The Carawan case is not in point on its facts with the present case and does not support the action of the trial judge in the present case in admitting on the alimony hearing evidence as to the conduct of the parties prior to the divorce. Since the divorce granted in the Carawan case was on the husband's charge of cruel treatment by the wife (under the ruling of this court), the jury was not required to grant the wife any amount as alimony, but might do so under their discretionary powers. Crenshaw v. Crenshaw, 197 Ga. 767, 768 (2) (30 S. E. 2d 480). While the verdict in the Carawan case, as construed, was for the husband, and in effect meant that the wife had been guilty of cruel treatment, it was still within the discretion of the jury whether or not they would allow the wife any amount as alimony, and the conduct of the parties was germane on the issue as to whether or not any alimony would be allowed.
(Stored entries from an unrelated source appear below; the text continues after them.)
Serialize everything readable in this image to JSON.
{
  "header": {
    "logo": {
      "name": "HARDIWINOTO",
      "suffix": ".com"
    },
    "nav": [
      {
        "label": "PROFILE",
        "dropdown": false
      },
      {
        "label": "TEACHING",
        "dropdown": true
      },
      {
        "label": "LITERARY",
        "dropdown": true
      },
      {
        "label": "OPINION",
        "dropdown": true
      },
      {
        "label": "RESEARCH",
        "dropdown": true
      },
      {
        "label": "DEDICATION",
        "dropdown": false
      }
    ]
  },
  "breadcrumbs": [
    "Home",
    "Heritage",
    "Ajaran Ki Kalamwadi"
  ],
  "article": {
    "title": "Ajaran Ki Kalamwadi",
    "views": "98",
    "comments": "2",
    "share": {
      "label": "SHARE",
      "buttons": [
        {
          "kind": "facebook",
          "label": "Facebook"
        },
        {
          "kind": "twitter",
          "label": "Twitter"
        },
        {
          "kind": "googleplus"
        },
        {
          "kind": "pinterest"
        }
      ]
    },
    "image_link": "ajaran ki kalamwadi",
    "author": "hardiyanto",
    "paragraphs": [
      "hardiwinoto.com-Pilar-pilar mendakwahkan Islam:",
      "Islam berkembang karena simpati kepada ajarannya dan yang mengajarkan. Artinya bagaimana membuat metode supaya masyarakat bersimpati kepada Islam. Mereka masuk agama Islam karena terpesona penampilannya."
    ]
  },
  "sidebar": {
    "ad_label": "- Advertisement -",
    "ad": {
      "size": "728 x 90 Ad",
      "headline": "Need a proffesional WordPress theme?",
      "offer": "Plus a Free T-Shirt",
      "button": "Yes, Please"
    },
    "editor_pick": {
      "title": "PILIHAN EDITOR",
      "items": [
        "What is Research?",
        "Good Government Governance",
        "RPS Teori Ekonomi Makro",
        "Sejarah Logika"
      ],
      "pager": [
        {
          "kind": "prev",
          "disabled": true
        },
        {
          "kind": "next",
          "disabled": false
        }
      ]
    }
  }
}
The quotation in Smith v. Smith, 167 Ga. 98 (145 S. E. 63), appearing at page 108, from 19 C. J. 256, 594, which is to the effect that the greater the wrongs inflicted on the wife by the husband, the more liberal the award of alimony should be, does not state the rule applicable in this State. The quotation referred to in the Smith case (which decision was by a divided bench) has not been followed in Georgia, and is not authority for a ruling by this court in the present case that the amount of alimony to be allowed the wife should have been determined on the basis of the wrongs inflicted by the husband. On the contrary, under the rulings of this court on the former appearances of the case here (which rulings fixed the law of the case), the jury on the retrial of the cause should have limited its investigation to the needs of the wife and the ability of the husband to pay.
Judgment reversed. All the Justices concur, except Wyatt, P. J., who dissents.
T. Arnold Jacobs, Popper & Morgan, Joseph W. Popper, contra.
Edward F. Taylor, David L. Mincey, for plaintiff in error.
ARGUED SEPTEMBER 13, 1954 -- DECIDED OCTOBER 11, 1954 -- REHEARING DENIED NOVEMBER 10, 1954.